На MAR-конференции на Бермудах ужасные истории про хеджевые фонды обсуждались активно. Мы услышали о фондах с активами от $100 миллионов до $1 миллиарда, которые понесли значительные убытки и своих активов, и доверия инвесторов. В глаза бросалось отсутствие некоторых фондовых менеджеров, участие которых в этой конференции всеми ожидалось. Говоря в целом, многие хеджевые фонды применяли хорошие инвестиционные стратегии из всего разнообразия финансовых инструментов. Но часто их падение было вызвано занятием больших позиций на неликвидных рынках. Когда им приходилось распродавать убыточные позиции, покупателей просто не оказывалось – ни по какой цене.

На Бермудской конференции, почти через год после создания "Borsellino Capital Management", я мог почувствовать, что наша фирма привлекла внимание. У нас было что рассказать, и инвесторы слушали. Мой партнер, Эдди Веласкез, эксперт по компьютерному программированию, гений в математике, алгоритмах и искусственном интеллекте. К тому же он независимый трейдер, торговавший и на себя, и на клиентов. Что касается меня, то я 18-летний ветеран профессии, в которой и 5 лет большой срок. Мы буквально объединили две школы управления фондами: систематическую и дискреционную. Систематические трейдеры используют объективный подход к рынку, основанный на продвинутых компьютерных моделях и программной торговли. Чтобы быть настоящим систематическим трейдером, вы должны осуществлять каждую сделку, генерируемую компьютерной системой, независимо от внешних переменных. Дискреционные трейдеры для торговли рынком используют человеческое суждение и мыслительные процессы, полагаясь на технический и фундаментальный анализ.

В моей фирме мы объединяем эти философии в стратегию, которую называем ответственным подходом к дискреционному трейдингу. Союз компьютера с опытом торговли на полу – мощный альянс, поскольку мы верим, что в сегодняшнем инвестиционном климате нельзя полагаться только на один из них. В этом подходе сочетаются умение читать рынок и торговать им для снижения риска и максимизации доходности.
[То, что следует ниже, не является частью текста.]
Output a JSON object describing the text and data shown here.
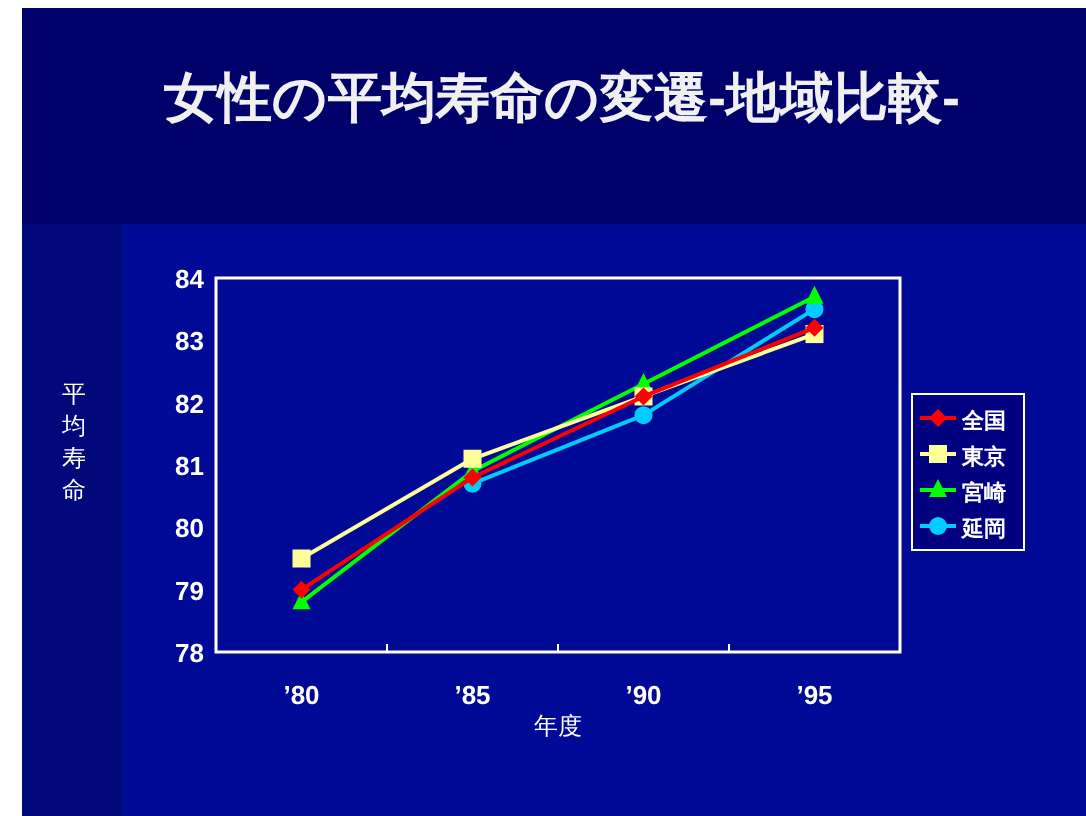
{
  "chart_data": {
    "type": "line",
    "title": "女性の平均寿命の変遷-地域比較-",
    "xlabel": "年度",
    "ylabel": "平均寿命",
    "categories": [
      "’80",
      "’85",
      "’90",
      "’95"
    ],
    "series": [
      {
        "name": "全国",
        "color": "#ff0000",
        "marker": "diamond",
        "values": [
          79.0,
          80.8,
          82.1,
          83.2
        ]
      },
      {
        "name": "東京",
        "color": "#ffff99",
        "marker": "square",
        "values": [
          79.5,
          81.1,
          82.1,
          83.1
        ]
      },
      {
        "name": "宮崎",
        "color": "#00ff00",
        "marker": "triangle",
        "values": [
          78.8,
          80.9,
          82.3,
          83.7
        ]
      },
      {
        "name": "延岡",
        "color": "#00ccff",
        "marker": "circle",
        "values": [
          null,
          80.7,
          81.8,
          83.5
        ]
      }
    ],
    "ylim": [
      78,
      84
    ],
    "yticks": [
      78,
      79,
      80,
      81,
      82,
      83,
      84
    ],
    "grid": false,
    "legend": "right"
  }
}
Данный подход работает следующим образом. Сердце нашей торговой методологии – новаторская система из 18 торговых программ. Каждая представляет множество стратегий анализа рынка. Некоторые из них отслеживают точки ценовых прорывов, с которых рынок с большой вероятностью будет двигаться вверх или вниз. Другие отслеживают точки ослабления, на которых растущий рынок теряет энергию или снижающийся рынок начинает замедлять свое падение. Некоторые программы основаны на движущей силе рынка, а другие – на основе анализа ценовых фигур графиков за предыдущие пять дней. Для чтения рынка, а также для обучения и самоадаптации к некоторым рыночным переменным данная компьютерная система использует искусственный интеллект и нейросети. Все вместе эти торговые программы генерируют сделки с высокой вероятностью прибыльности.
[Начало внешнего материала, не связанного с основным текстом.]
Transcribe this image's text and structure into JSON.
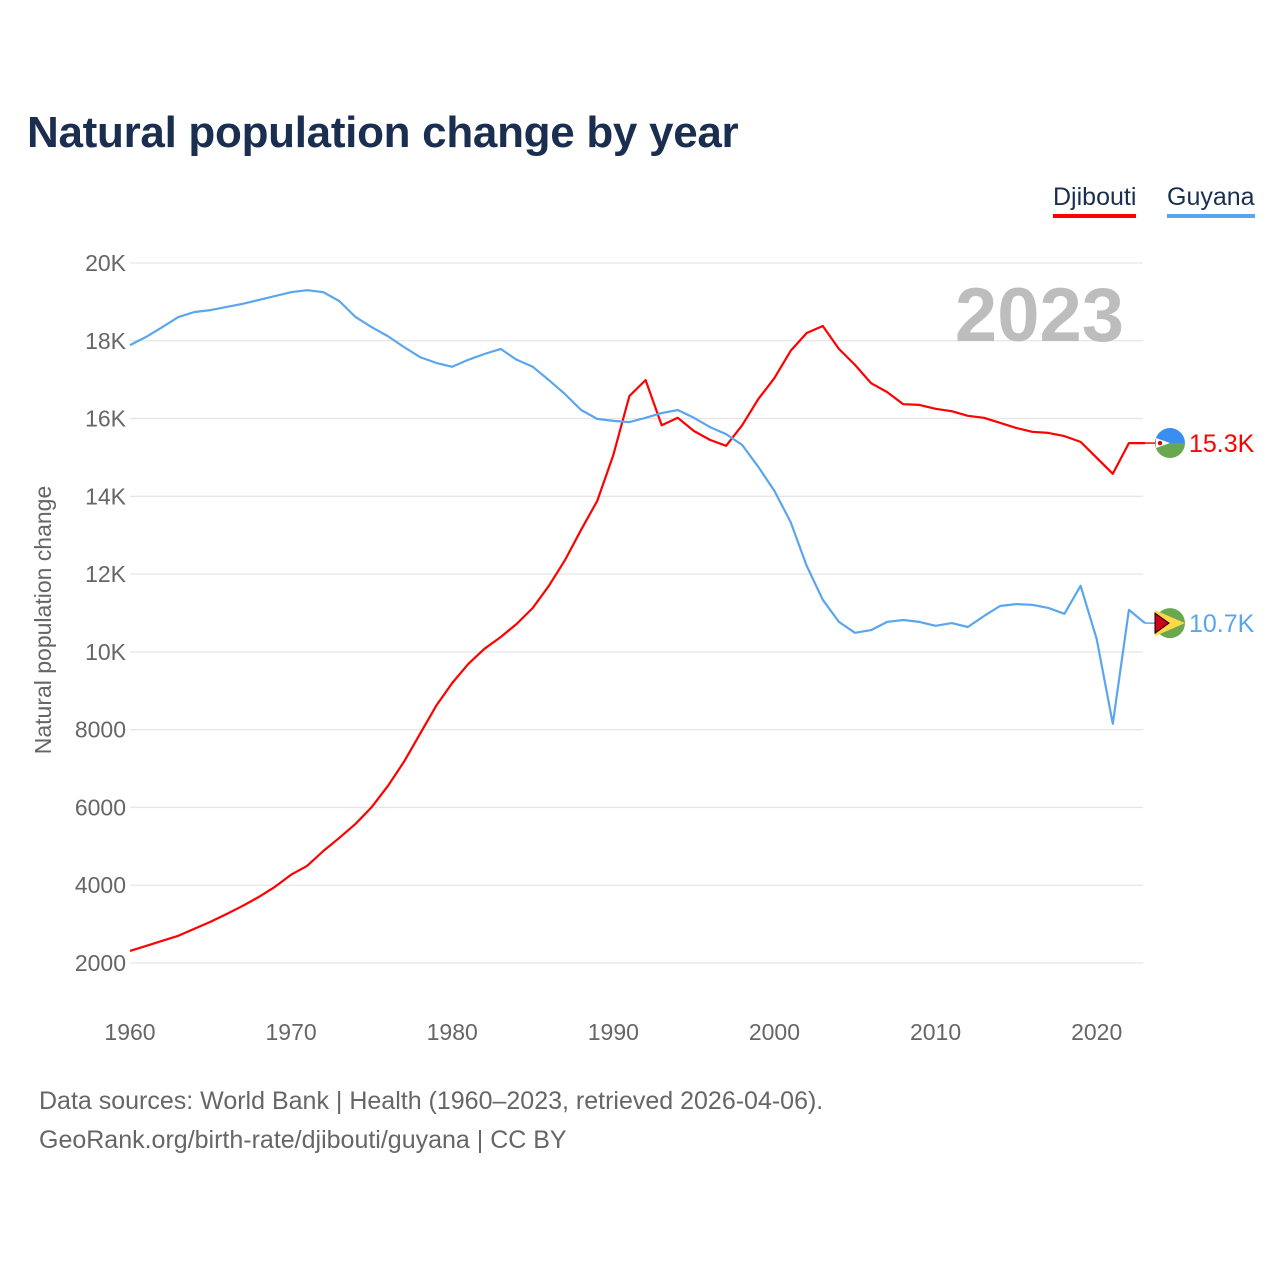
{
  "chart_data": {
    "type": "line",
    "title": "Natural population change by year",
    "xlabel": "",
    "ylabel": "Natural population change",
    "xlim": [
      1960,
      2023
    ],
    "ylim": [
      2000,
      20000
    ],
    "grid": true,
    "legend_position": "top-right",
    "year_label": "2023",
    "x_ticks": [
      1960,
      1970,
      1980,
      1990,
      2000,
      2010,
      2020
    ],
    "x_tick_labels": [
      "1960",
      "1970",
      "1980",
      "1990",
      "2000",
      "2010",
      "2020"
    ],
    "y_ticks": [
      2000,
      4000,
      6000,
      8000,
      10000,
      12000,
      14000,
      16000,
      18000,
      20000
    ],
    "y_tick_labels": [
      "2000",
      "4000",
      "6000",
      "8000",
      "10K",
      "12K",
      "14K",
      "16K",
      "18K",
      "20K"
    ],
    "x": [
      1960,
      1961,
      1962,
      1963,
      1964,
      1965,
      1966,
      1967,
      1968,
      1969,
      1970,
      1971,
      1972,
      1973,
      1974,
      1975,
      1976,
      1977,
      1978,
      1979,
      1980,
      1981,
      1982,
      1983,
      1984,
      1985,
      1986,
      1987,
      1988,
      1989,
      1990,
      1991,
      1992,
      1993,
      1994,
      1995,
      1996,
      1997,
      1998,
      1999,
      2000,
      2001,
      2002,
      2003,
      2004,
      2005,
      2006,
      2007,
      2008,
      2009,
      2010,
      2011,
      2012,
      2013,
      2014,
      2015,
      2016,
      2017,
      2018,
      2019,
      2020,
      2021,
      2022,
      2023
    ],
    "series": [
      {
        "name": "Djibouti",
        "color": "#ff0000",
        "end_label": "15.3K",
        "values": [
          2310,
          2440,
          2570,
          2700,
          2880,
          3060,
          3260,
          3470,
          3700,
          3960,
          4270,
          4500,
          4880,
          5220,
          5580,
          6010,
          6550,
          7170,
          7890,
          8610,
          9200,
          9690,
          10080,
          10380,
          10720,
          11130,
          11700,
          12360,
          13140,
          13880,
          15060,
          16580,
          16990,
          15830,
          16020,
          15680,
          15450,
          15300,
          15830,
          16500,
          17040,
          17740,
          18200,
          18380,
          17790,
          17380,
          16910,
          16680,
          16370,
          16350,
          16250,
          16190,
          16070,
          16020,
          15890,
          15760,
          15660,
          15630,
          15550,
          15400,
          14990,
          14580,
          15370,
          15370
        ]
      },
      {
        "name": "Guyana",
        "color": "#5aa6ee",
        "end_label": "10.7K",
        "values": [
          17890,
          18100,
          18350,
          18610,
          18740,
          18790,
          18870,
          18950,
          19050,
          19150,
          19250,
          19300,
          19250,
          19020,
          18610,
          18350,
          18120,
          17840,
          17580,
          17430,
          17330,
          17510,
          17660,
          17790,
          17510,
          17330,
          16990,
          16630,
          16220,
          15990,
          15940,
          15910,
          16020,
          16140,
          16220,
          16020,
          15780,
          15600,
          15320,
          14760,
          14140,
          13340,
          12210,
          11340,
          10770,
          10490,
          10560,
          10770,
          10820,
          10770,
          10670,
          10740,
          10640,
          10920,
          11180,
          11230,
          11210,
          11130,
          10980,
          11700,
          10330,
          8150,
          11080,
          10740
        ]
      }
    ]
  },
  "footer": {
    "line1": "Data sources: World Bank | Health (1960–2023, retrieved 2026-04-06).",
    "line2": "GeoRank.org/birth-rate/djibouti/guyana | CC BY"
  }
}
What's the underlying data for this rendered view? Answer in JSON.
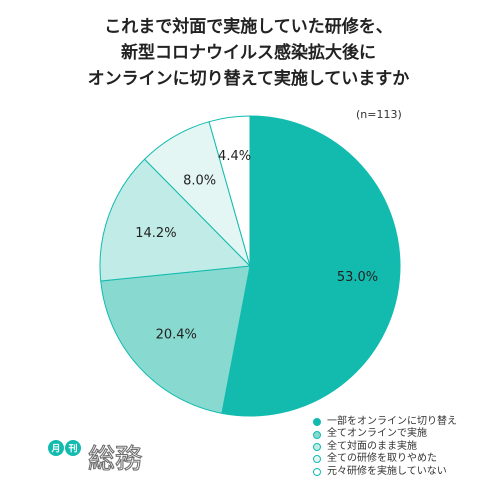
{
  "title_lines": [
    "これまで対面で実施していた研修を、",
    "新型コロナウイルス感染拡大後に",
    "オンラインに切り替えて実施していますか"
  ],
  "sample_note": "(n=113)",
  "brand": {
    "badge_1": "月",
    "badge_2": "刊",
    "wordmark": "総務"
  },
  "colors": {
    "accent": "#13bbaf",
    "slices": [
      "#13bbaf",
      "#88d9d0",
      "#c1ebe6",
      "#e4f6f4",
      "#ffffff"
    ],
    "stroke": "#13bbaf"
  },
  "chart_data": {
    "type": "pie",
    "title": "これまで対面で実施していた研修を、新型コロナウイルス感染拡大後にオンラインに切り替えて実施していますか",
    "categories": [
      "一部をオンラインに切り替え",
      "全てオンラインで実施",
      "全て対面のまま実施",
      "全ての研修を取りやめた",
      "元々研修を実施していない"
    ],
    "values": [
      53.0,
      20.4,
      14.2,
      8.0,
      4.4
    ],
    "value_labels": [
      "53.0%",
      "20.4%",
      "14.2%",
      "8.0%",
      "4.4%"
    ],
    "start": "12 o'clock",
    "direction": "clockwise",
    "legend_position": "bottom-right"
  }
}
Однако даже самая лучшая компьютерная система на основе последних достижений искусственного интеллекта не может заменить трейдера. При всей продвинутости данной компьютерной системы с ее искусственным интеллектом и нейронной сетью, повторяющими некоторые функции человеческого мозга, она все-таки остается лишь нашим помощником. В трейдинге остается человеческий элемент, который не может быть воспроизведен компьютером. Интуицию чтения рынка и торговли, которую я развил за 18 лет, нельзя ввести ни в какой компьютерный код. Именно здесь вступают в игру мои знания и рыночный опыт. Я оцениваю каждую сделку, которую генерирует наша система, в соответствии с несколькими критериями. Существуют ли рыночные переменные, которые не могут быть запрограммированы ни в какой компьютер? Не назначена ли на следующие 15 минут речь Алана Гринспена, которая всегда событие, влияющее на рынок? Не является ли сегодняшний день днем искупления или днем перед другим важным праздником, что снижает ликвидность рынка? Не сегодня ли истекают опционы? Не запланировано ли на сегодня переход контракта с одного месяца на другой? Исходя из этих переменных, я могу принять решение об отмене или изменении сделки, генерированной компьютером.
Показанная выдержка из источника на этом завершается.